Hay una ciudad que está dividida por un muro fino y sutil.
De un lado viven hombres y mujeres que son como son y hacen lo que quieren.
Son honestos en extremo y también ingobernables.
Las mujeres caminan con la cabeza cubierta. Todas usan pañuelos en la cabeza. Algunos son multicolores tejidos a crochet, otros son de seda a líneas. Por ahí alguno liso, o alguno blanco, pero todas llevan cubierta su testa.
Hay una casa grande que tiene una piscina. Es rectangular y no es profunda. Allí los hombres guardan sus billetes. Aunque la pileta esté llena de agua, con un fondo monetario, es allí donde se bañan.
En ese mismo lado, hay una fiesta de disfraces, en donde un médico se tiene que poner una bata, pero es para bailar. Se sabe que es bueno y cariñoso.
Hoy, es el rey de ese lugar. Y en medio de tanta honestidad hay también una traición. Limpia, desnuda y punzante. Una traición masculina. Un auténtico placer en la venganza de un me amás ilusionado, con un no penetrante que cala hondo en la hendidura del tiempo.
Mientras, se dibujan dos muecas. Una de placer maldito y otra de dolor desconcertado.
Del otro lado vive gente diferente. Gente menos honesta, y que corre todo el día. Que a veces no duerme ni de noche, ni de día, pero que tiene esperanzas.

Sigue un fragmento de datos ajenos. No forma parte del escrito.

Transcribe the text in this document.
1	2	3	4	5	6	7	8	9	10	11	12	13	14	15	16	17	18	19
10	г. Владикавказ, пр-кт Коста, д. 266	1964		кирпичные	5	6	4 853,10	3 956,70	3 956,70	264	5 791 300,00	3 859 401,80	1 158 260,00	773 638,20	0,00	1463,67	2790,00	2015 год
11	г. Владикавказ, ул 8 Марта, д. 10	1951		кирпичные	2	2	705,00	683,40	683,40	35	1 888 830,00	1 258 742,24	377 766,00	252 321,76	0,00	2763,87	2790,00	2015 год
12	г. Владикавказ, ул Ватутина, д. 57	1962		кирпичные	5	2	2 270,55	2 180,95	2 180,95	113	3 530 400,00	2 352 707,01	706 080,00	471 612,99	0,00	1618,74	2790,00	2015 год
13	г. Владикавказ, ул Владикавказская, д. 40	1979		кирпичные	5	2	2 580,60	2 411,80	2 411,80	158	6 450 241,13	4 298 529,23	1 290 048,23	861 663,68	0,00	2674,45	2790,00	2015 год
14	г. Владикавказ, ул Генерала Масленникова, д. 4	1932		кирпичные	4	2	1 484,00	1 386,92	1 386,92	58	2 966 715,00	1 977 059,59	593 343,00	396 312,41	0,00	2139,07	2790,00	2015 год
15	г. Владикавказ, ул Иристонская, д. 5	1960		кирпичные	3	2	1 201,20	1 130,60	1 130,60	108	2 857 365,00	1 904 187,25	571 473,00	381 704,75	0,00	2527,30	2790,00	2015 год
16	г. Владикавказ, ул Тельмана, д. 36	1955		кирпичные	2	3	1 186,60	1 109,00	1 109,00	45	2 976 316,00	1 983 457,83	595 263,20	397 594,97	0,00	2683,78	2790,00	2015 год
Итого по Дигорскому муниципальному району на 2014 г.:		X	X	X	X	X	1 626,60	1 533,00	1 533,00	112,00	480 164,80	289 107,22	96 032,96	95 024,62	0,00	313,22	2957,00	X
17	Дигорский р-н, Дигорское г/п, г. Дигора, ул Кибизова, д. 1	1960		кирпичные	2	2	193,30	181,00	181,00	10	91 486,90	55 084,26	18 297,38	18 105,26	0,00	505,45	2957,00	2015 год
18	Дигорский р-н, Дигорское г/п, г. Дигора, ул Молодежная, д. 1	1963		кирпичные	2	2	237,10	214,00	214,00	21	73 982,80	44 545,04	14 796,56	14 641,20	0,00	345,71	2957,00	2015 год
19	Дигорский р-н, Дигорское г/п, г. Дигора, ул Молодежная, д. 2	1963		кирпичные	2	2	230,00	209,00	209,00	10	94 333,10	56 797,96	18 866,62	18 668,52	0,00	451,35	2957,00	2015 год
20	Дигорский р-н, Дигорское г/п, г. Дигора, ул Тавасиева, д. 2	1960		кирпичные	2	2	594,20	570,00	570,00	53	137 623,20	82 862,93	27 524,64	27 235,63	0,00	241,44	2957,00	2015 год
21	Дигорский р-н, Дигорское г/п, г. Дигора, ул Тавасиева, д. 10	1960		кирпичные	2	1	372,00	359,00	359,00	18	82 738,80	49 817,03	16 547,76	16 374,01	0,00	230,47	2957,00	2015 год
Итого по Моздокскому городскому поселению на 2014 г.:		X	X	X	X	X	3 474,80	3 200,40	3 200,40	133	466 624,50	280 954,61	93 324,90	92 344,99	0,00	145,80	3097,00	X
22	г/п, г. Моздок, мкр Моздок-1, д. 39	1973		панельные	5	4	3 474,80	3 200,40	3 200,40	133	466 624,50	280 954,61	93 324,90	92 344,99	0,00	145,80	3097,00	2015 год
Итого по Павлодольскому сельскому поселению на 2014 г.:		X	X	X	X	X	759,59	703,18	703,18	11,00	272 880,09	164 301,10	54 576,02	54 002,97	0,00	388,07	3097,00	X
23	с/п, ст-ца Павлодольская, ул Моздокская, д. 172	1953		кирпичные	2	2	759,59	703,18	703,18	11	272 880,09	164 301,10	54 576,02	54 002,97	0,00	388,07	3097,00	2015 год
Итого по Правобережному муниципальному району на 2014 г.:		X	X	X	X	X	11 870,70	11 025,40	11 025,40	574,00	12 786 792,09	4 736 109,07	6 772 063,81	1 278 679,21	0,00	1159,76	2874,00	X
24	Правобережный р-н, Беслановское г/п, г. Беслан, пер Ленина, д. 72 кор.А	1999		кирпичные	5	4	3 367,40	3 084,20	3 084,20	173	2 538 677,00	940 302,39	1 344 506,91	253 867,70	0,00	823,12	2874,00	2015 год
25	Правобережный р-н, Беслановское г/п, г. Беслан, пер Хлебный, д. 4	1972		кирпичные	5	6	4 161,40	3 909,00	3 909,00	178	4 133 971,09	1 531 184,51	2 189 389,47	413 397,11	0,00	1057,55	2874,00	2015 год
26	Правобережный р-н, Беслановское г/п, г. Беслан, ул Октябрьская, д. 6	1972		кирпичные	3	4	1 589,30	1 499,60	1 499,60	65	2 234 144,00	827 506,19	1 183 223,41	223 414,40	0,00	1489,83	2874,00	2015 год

Vive gente que discute y que se ríe. Vive gente que se muere. Del otro lado raras veces ocurre lo mismo. De un lado todo es posible y del otro se imponen condiciones. En un minuto de silencio, una mente ha soñado y despertado.
Se ha visto a sí misma y se ha escuchado. Se ha herido y se ha sobrepuesto.
Son las siete y cuarenta y uno de la mañana, piensa. Escribo un par de cosas más, me hago un té y salgo para el gimnasio. El día recién comienza. En el fondo, música y el ruido de los camiones que zamarrean la calle.